Six people pleaded guilty to charges related to more than $100 million in stolen software such as Windows XP that authorities said was one of the largest such piracy schemes prosecuted by the U.S. government.
Tammy Dickinson, U.S. attorney for the western district of Missouri, said the case involved more than $100 million worth of stolen or counterfeit software products, including about 170,000 access codes for Adobe Systems and Microsoft products, including Windows 7 and Windows XP. Product key codes are used to obtain access to various copyrighted software programs.

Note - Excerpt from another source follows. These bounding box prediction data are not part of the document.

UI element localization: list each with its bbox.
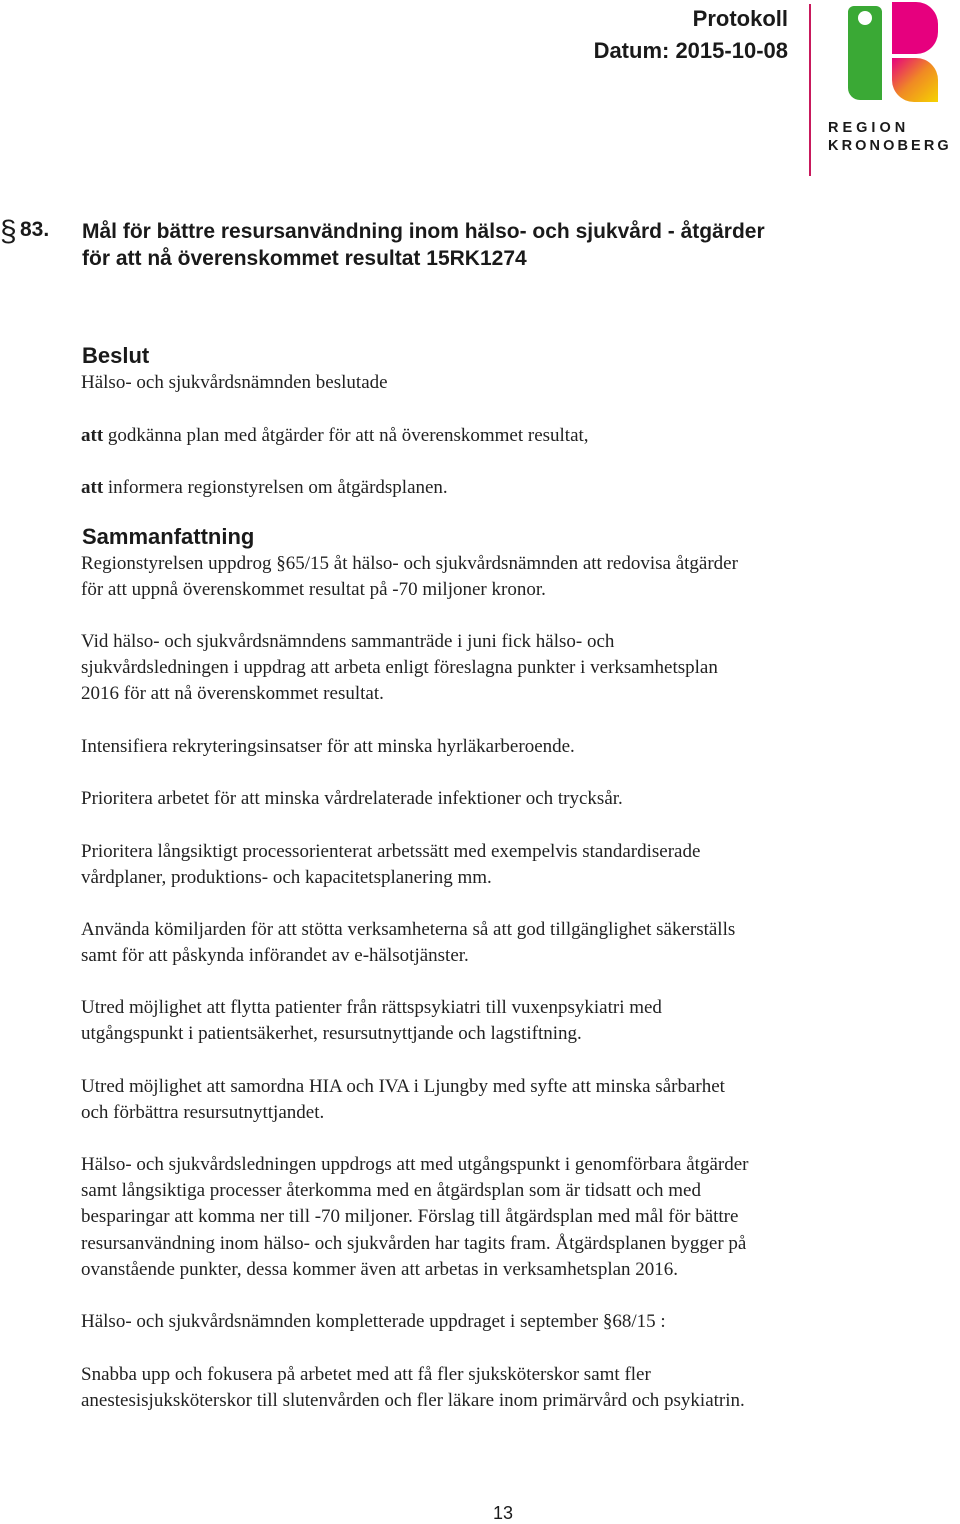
document-date: Datum: 2015-10-08 xyxy=(593,38,788,63)
text-line: utgångspunkt i patientsäkerhet, resursutnyttjande och lagstiftning. xyxy=(81,1023,582,1045)
summary-paragraph: Intensifiera rekryteringsinsatser för att minska hyrläkarberoende. xyxy=(81,736,575,757)
summary-paragraph xyxy=(81,1362,901,1414)
text-line: vårdplaner, produktions- och kapacitetsplanering mm. xyxy=(81,867,492,889)
text-line: besparingar att komma ner till -70 miljoner. Förslag till åtgärdsplan med mål för bättre xyxy=(81,1206,739,1228)
text-line: 2016 för att nå överenskommet resultat. xyxy=(81,683,384,705)
summary-paragraph xyxy=(81,917,901,969)
summary-paragraph xyxy=(81,1309,901,1335)
beslut-item xyxy=(81,423,901,449)
text-line: Prioritera långsiktigt processorienterat arbetssätt med exempelvis standardiserade xyxy=(81,841,701,862)
text-line: resursanvändning inom hälso- och sjukvården har tagits fram. Åtgärdsplanen bygger på xyxy=(81,1232,747,1254)
beslut-heading: Beslut xyxy=(82,343,150,368)
region-kronoberg-logo-icon xyxy=(826,0,960,160)
section-title xyxy=(82,218,882,272)
paragraph-sign: § xyxy=(0,215,17,248)
text-span: Hälso- och sjukvårdsnämnden kompletterade uppdraget i september xyxy=(81,1311,603,1332)
text-line: Använda kömiljarden för att stötta verksamheterna så att god tillgänglighet säkerställs xyxy=(81,919,736,940)
logo-text-kronoberg: KRONOBERG xyxy=(828,138,952,154)
text-line: Utred möjlighet att flytta patienter från rättspsykiatri till vuxenpsykiatri med xyxy=(81,997,662,1018)
text-span: 65/15 åt hälso- och sjukvårdsnämnden att redovisa åtgärder xyxy=(285,553,738,574)
text-line: Hälso- och sjukvårdsledningen uppdrogs att med utgångspunkt i genomförbara åtgärder xyxy=(81,1154,749,1175)
summary-paragraph xyxy=(81,1074,901,1126)
summary-paragraph: Prioritera arbetet för att minska vårdrelaterade infektioner och trycksår. xyxy=(81,788,623,809)
section-title-line: för att nå överenskommet resultat 15RK1274 xyxy=(82,247,527,270)
header-divider xyxy=(809,4,811,176)
text-line: samt för att påskynda införandet av e-hälsotjänster. xyxy=(81,945,469,967)
beslut-intro: Hälso- och sjukvårdsnämnden beslutade xyxy=(81,372,388,393)
summary-paragraph xyxy=(81,1152,901,1283)
paragraph-sign: § xyxy=(602,1311,613,1332)
text-line: sjukvårdsledningen i uppdrag att arbeta enligt föreslagna punkter i verksamhetsplan xyxy=(81,657,718,679)
logo-text-region: REGION xyxy=(828,120,910,136)
beslut-item xyxy=(81,475,901,501)
text-line: Vid hälso- och sjukvårdsnämndens sammanträde i juni fick hälso- och xyxy=(81,631,615,652)
summary-paragraph xyxy=(81,551,901,603)
sammanfattning-heading: Sammanfattning xyxy=(82,524,255,549)
summary-paragraph xyxy=(81,629,901,708)
section-title-line: Mål för bättre resursanvändning inom hälso- och sjukvård - åtgärder xyxy=(82,220,765,243)
text-line: för att uppnå överenskommet resultat på -70 miljoner kronor. xyxy=(81,579,546,601)
att-keyword: att xyxy=(81,477,104,498)
text-line: Snabba upp och fokusera på arbetet med att få fler sjuksköterskor samt fler xyxy=(81,1364,651,1385)
text-line: samt långsiktiga processer återkomma med en åtgärdsplan som är tidsatt och med xyxy=(81,1180,701,1202)
text-span: Regionstyrelsen uppdrog xyxy=(81,553,277,574)
text-line: Utred möjlighet att samordna HIA och IVA i Ljungby med syfte att minska sårbarhet xyxy=(81,1076,725,1097)
section-number: 83. xyxy=(20,218,50,241)
att-keyword: att xyxy=(81,425,104,446)
beslut-item-text: godkänna plan med åtgärder för att nå överenskommet resultat, xyxy=(103,425,589,446)
text-line: ovanstående punkter, dessa kommer även att arbetas in verksamhetsplan 2016. xyxy=(81,1258,679,1280)
text-line xyxy=(81,551,901,577)
page-number: 13 xyxy=(492,1503,514,1523)
document-type: Protokoll xyxy=(692,6,788,31)
beslut-item-text: informera regionstyrelsen om åtgärdsplanen. xyxy=(103,477,448,498)
paragraph-sign: § xyxy=(276,553,286,574)
summary-paragraph xyxy=(81,995,901,1047)
summary-paragraph xyxy=(81,839,901,891)
text-span: 68/15 : xyxy=(612,1311,666,1332)
text-line: anestesisjuksköterskor till slutenvården och fler läkare inom primärvård och psykiatrin. xyxy=(81,1390,745,1412)
text-line: och förbättra resursutnyttjandet. xyxy=(81,1102,325,1124)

Federal authorities also confiscated more than $20 million in assets, including $10 million from bank and investment accounts and 27 pieces of real estate valued at a total of about $10 million, Dickinson said. Authorities estimate the defendants made about $30 million in profits from selling the pirated software.
"Software piracy is a significant economic crime that victimizes not only software developers and manufacturers, but unwitting customers," she said.
The prosecutor's office also said Microsoft and other software developers have filed civil lawsuits against "many of these defendants."
The investigation, which is ongoing, began in 2013 when authorities learned Casey Lee Ross of Kansas City was buying and re-selling about 30,000 product key codes and other items that allowed access to copyrighted software products. The prosecutor's office said Ross bought the illicit codes well below their market value from sources in China, Singapore and Europe and then resold them to four of the other defendants, who then sold the codes again online.
Ross was accused of obtaining "unauthorized, stolen, illicit, copied, and previously used product key codes using a variety of methods." Prosecutors said in the charging document that some of the software was clearly marked as being promotional, not for resale or academic licensed.
Ross pleaded guilty in June to conspiracy to defraud the U.S. His sentencing is scheduled for February.
Four of the other defendants who pleaded guilty to their roles in the scheme are: Rex Yang of Seattle; Matthew Lockwood, of Denver; Reza Davachi, of Damascus, Maryland, and Arunachalam Annamalai, a citizen of India who lives in Las Vegas, Nevada.
A sixth defendant, Jake Schwartz of Seattle, pleaded guilty to a charge accusing him of knowing about Yang's involvement in the conspiracy and helping conceal it.
Tom Burt, Microsoft vice president and deputy general counsel, said consumers are the "real victims" of these schemes.
"The real victims in these types of cases are consumers who may unknowingly purchase software online they think is legitimate, but instead end up being scammed by fraudsters into purchasing unlicensed software," he said Thursday in an email provided by a public relations firm.
He said in some cases consumers are exposing themselves to spyware, malware and viruses that enable cybercriminals to steal their data, their identity and render their computers completely inoperable.